Making high-profile political appointments could temporarily shift the focus and allow Newsom to be celebrated for a bold choice, depending on who he picks. It could also bring headaches.

Jockeying among several ambitious California politicians and their allies is already underway, particularly among groups that want to see statewide officials who reflect the population’s diversity. The state is nearly 40% Latino, 15% Asian and 6% Black. The pressure campaign takes many forms: direct calls to the governor, chats with his political allies and advisers, and public campaigns. Some hopefuls have made their intentions known directly, while others have through their allies.

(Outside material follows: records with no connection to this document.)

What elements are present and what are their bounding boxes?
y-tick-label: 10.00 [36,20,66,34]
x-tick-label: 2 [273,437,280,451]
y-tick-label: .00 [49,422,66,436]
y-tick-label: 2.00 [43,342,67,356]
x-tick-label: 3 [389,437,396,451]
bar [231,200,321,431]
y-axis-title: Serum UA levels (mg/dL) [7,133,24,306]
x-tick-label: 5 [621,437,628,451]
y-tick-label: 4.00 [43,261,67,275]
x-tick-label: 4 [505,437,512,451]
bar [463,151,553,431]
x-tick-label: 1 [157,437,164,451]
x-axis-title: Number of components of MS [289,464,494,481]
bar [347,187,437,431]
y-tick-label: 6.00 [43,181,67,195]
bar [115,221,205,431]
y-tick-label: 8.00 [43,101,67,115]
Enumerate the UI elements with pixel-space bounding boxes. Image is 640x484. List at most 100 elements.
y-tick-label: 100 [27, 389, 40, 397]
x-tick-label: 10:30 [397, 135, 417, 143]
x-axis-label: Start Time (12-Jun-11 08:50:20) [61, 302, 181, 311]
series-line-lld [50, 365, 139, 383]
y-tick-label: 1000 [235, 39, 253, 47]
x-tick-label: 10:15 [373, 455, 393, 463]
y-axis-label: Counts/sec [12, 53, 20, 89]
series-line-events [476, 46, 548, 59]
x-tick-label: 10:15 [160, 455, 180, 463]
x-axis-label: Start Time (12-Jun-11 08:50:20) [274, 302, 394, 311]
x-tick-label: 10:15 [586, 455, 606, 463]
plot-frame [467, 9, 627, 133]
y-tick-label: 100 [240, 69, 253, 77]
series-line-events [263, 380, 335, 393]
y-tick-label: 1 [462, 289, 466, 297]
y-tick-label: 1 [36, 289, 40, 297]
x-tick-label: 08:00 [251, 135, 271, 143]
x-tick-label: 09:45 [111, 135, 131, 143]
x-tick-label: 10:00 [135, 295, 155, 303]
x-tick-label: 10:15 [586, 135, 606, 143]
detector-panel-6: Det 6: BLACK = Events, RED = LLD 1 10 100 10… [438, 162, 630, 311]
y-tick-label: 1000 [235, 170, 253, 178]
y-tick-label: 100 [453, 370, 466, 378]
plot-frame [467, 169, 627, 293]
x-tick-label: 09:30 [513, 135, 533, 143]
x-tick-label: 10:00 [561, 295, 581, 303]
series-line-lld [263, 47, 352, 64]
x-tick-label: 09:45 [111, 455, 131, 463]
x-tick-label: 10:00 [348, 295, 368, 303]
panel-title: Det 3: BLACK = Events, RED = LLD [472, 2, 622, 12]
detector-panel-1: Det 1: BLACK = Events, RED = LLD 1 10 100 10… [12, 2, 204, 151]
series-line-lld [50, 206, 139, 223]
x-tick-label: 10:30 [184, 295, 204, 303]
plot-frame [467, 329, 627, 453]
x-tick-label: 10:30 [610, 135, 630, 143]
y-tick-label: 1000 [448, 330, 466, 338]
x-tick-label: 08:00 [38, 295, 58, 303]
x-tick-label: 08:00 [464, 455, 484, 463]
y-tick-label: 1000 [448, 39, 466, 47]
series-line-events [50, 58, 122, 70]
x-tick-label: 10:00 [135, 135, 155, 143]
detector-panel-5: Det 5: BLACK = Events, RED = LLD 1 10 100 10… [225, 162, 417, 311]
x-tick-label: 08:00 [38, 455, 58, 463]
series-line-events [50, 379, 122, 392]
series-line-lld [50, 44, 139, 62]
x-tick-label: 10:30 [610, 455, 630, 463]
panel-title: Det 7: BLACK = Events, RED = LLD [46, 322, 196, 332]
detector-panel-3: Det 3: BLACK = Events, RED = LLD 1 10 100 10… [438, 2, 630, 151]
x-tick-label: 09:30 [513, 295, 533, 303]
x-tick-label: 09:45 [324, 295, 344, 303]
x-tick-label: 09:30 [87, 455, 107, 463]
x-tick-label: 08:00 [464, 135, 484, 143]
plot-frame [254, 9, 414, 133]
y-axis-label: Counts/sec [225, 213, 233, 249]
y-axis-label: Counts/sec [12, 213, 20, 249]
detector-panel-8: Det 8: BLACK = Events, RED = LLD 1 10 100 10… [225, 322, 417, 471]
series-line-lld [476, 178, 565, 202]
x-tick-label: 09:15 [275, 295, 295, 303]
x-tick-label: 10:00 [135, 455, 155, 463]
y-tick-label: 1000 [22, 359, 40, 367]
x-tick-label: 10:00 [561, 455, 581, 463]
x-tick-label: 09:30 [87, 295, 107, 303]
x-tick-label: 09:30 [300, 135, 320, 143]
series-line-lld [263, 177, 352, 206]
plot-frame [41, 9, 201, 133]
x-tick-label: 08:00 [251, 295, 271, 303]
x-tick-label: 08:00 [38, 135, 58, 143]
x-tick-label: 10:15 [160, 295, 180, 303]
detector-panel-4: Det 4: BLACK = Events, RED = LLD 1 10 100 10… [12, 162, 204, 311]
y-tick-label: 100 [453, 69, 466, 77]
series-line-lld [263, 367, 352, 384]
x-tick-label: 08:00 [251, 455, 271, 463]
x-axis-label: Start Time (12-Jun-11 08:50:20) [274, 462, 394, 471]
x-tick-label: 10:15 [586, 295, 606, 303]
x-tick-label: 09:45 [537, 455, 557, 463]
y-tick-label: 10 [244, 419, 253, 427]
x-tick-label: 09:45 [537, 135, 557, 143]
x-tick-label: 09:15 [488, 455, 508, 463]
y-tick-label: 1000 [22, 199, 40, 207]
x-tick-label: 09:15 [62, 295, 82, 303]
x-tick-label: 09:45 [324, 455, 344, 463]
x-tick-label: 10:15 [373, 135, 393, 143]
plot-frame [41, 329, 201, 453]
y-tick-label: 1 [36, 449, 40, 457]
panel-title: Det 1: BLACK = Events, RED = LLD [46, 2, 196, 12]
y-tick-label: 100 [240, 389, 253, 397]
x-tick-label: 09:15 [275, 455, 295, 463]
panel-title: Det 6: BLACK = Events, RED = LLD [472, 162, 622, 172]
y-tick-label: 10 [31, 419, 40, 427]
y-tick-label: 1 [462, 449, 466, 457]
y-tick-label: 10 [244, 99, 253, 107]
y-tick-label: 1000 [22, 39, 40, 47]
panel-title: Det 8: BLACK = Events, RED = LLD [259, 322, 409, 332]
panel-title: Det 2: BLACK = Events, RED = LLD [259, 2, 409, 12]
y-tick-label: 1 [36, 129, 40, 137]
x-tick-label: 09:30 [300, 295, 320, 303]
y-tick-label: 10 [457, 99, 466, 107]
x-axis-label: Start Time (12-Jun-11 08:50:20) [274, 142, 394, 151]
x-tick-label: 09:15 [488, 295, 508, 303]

Mindy Romero, director of USC’s Center for Inclusive Democracy, sees it as an unenviable position.

“He knows that he is going to make a lot of people unhappy,” she said.

There has been immense pressure on how to fill Harris’ role in particular, as she is the only Black woman in the U.S. Senate. Newsom faces competing demands to appoint California’s first Latino senator or to replace Harris with a Black woman. Beyond Padilla, names under consideration for that job include U.S. Reps. Karen Bass and Barbara Lee, who are both Black, and Long Beach Mayor Robert Garcia, who is Peruvian.

The open attorney general seat now gives him “a few more chess pieces” to satisfy competing interests, Romero said.

Less than 24 hours after Biden tapped Becerra, names are already circulating to be his replacement. They include Assemblyman Rob Bonta, Sacramento Mayor Darrell Steinberg, U.S. Rep. Katie Porter, Contra Costa District Attorney Diana Becton and several others. State Assemblywoman Lorena Gonzalez is already running for secretary of state in 2022 and could be considered for that post should it open sooner.

State Assembly Speaker Anthony Rendon said he hopes Newsom’s appointments will represent the state’s “progressive political values.” Having multiple posts open at once “helps to make some difficult decisions a little bit easier” for Newsom, he said.

Newsom, for his part, has said little about how he’s approaching the selection and hasn’t laid out a timeline for making his choice. Harris has not yet said when she will step down from her Senate seat ahead of the Jan. 20 inauguration, nor has Becerra said when he’ll leave his post.

On Monday, he called Becerra’s nomination as health secretary a “game changer” for California that will bring the “fresh air of progress” on health reform.